Free verse is an open form of poetry, which in its modern form arose through the French vers libre form. It does not use consistent meter patterns, rhyme, or any musical pattern. It thus tends to follow the rhythm of natural speech.
Free verse does not “proceed by a strict set of rules … is not a literary type, and does not conform to a formal structure.” It is not considered to be completely free. In 1948, Charles Allen wrote, “The only freedom cadenced verse obtains is a limited freedom from the tight demands of the metered line.” Free verse contains some elements of form, including the poetic line, which may vary freely; rhythm; strophes or strophic rhythms; stanzaic patterns and rhythmic units or cadences. It is said that verse is free “when it is not primarily obtained by the metered line.”Donald Hall goes as far as to say that “the form of free verse is as binding and as liberating as the form of a rondeau,” and T. S. Eliot wrote, “No verse is free for the man who wants to do a good job.”
Kenneth Allott, the poet and critic, said the adoption by some poets of vers libre arose from “mere desire for novelty, the imitation of Whitman, the study of Jacobean dramatic blank verse, and the awareness of what French poets had already done to the alexandrine in France.” The American critic John Livingston Lowes in 1916 observed “Free verse may be written as very beautiful prose; prose may be written as very beautiful free verse.
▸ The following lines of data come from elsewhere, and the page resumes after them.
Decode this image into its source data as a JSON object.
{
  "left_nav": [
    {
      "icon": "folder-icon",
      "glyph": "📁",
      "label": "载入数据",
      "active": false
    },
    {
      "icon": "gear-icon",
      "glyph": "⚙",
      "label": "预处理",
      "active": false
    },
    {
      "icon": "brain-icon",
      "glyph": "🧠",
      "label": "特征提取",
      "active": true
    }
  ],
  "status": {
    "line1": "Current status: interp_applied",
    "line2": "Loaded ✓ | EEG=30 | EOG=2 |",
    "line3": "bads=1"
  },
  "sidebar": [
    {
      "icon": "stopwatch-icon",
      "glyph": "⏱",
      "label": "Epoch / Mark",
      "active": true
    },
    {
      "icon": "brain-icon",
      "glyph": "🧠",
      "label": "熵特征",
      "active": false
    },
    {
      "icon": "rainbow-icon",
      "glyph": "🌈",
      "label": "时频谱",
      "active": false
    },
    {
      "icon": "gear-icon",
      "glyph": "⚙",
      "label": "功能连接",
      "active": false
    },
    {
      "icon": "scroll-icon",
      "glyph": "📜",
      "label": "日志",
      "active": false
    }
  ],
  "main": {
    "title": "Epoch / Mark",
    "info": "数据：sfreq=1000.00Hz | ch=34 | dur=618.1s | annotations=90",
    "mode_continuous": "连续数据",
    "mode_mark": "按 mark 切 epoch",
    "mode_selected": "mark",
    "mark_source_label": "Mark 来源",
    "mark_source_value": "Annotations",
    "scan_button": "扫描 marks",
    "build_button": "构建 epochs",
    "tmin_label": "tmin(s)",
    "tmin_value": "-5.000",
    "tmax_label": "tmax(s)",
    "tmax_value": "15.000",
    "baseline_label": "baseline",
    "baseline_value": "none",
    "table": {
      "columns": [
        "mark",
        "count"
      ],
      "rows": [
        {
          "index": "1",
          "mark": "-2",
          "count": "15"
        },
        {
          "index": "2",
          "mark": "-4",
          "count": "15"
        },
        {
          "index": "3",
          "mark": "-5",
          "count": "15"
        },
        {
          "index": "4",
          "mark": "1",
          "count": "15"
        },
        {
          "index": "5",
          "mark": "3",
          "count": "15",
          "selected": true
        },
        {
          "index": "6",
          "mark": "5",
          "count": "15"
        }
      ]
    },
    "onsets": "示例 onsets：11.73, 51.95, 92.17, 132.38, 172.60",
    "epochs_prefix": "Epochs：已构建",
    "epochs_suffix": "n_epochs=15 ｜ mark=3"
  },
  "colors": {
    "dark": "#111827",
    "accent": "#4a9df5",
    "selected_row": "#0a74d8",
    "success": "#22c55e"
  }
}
Which is which?”
Some poets have considered free verse restrictive in its own way. In 1922, Robert Bridges voiced his reservations in the essay “Humdrum and Harum-Scarum“. Robert Frost, in a comment regarding Carl Sandburg, later remarked that writing free verse was like “playing tennis without a net.” Sandburg responded saying, in part, “There have been poets who could and did play more than one game of tennis with unseen rackets, volleying airy and fantastic balls over an insubstantial net, on a frail moonlight fabric of a court.”William Carlos Williams said, “Being an art form, a verse cannot be free in the sense of having no limitations or guiding principles.”Yvor Winters, the poet and critic, said, “…the greatest fluidity of statement is possible where the greatest clarity of form prevails. … The free verse that is really verse—the best that is, of W.C. Williams, H. D., Marianne Moore, Wallace Stevens, and Ezra Pound—is, in its peculiar fashion, the antithesis of free.”
In Welsh poetry, however, the term has a completely different meaning. According to Jan Morris, “When Welsh poets speak of Free Verse, they mean forms like the sonnet or the ode, which obey the same rules as English poesy. Strict Metres verse still honours the immensely complex rules laid down for correct poetic composition 600 years ago.”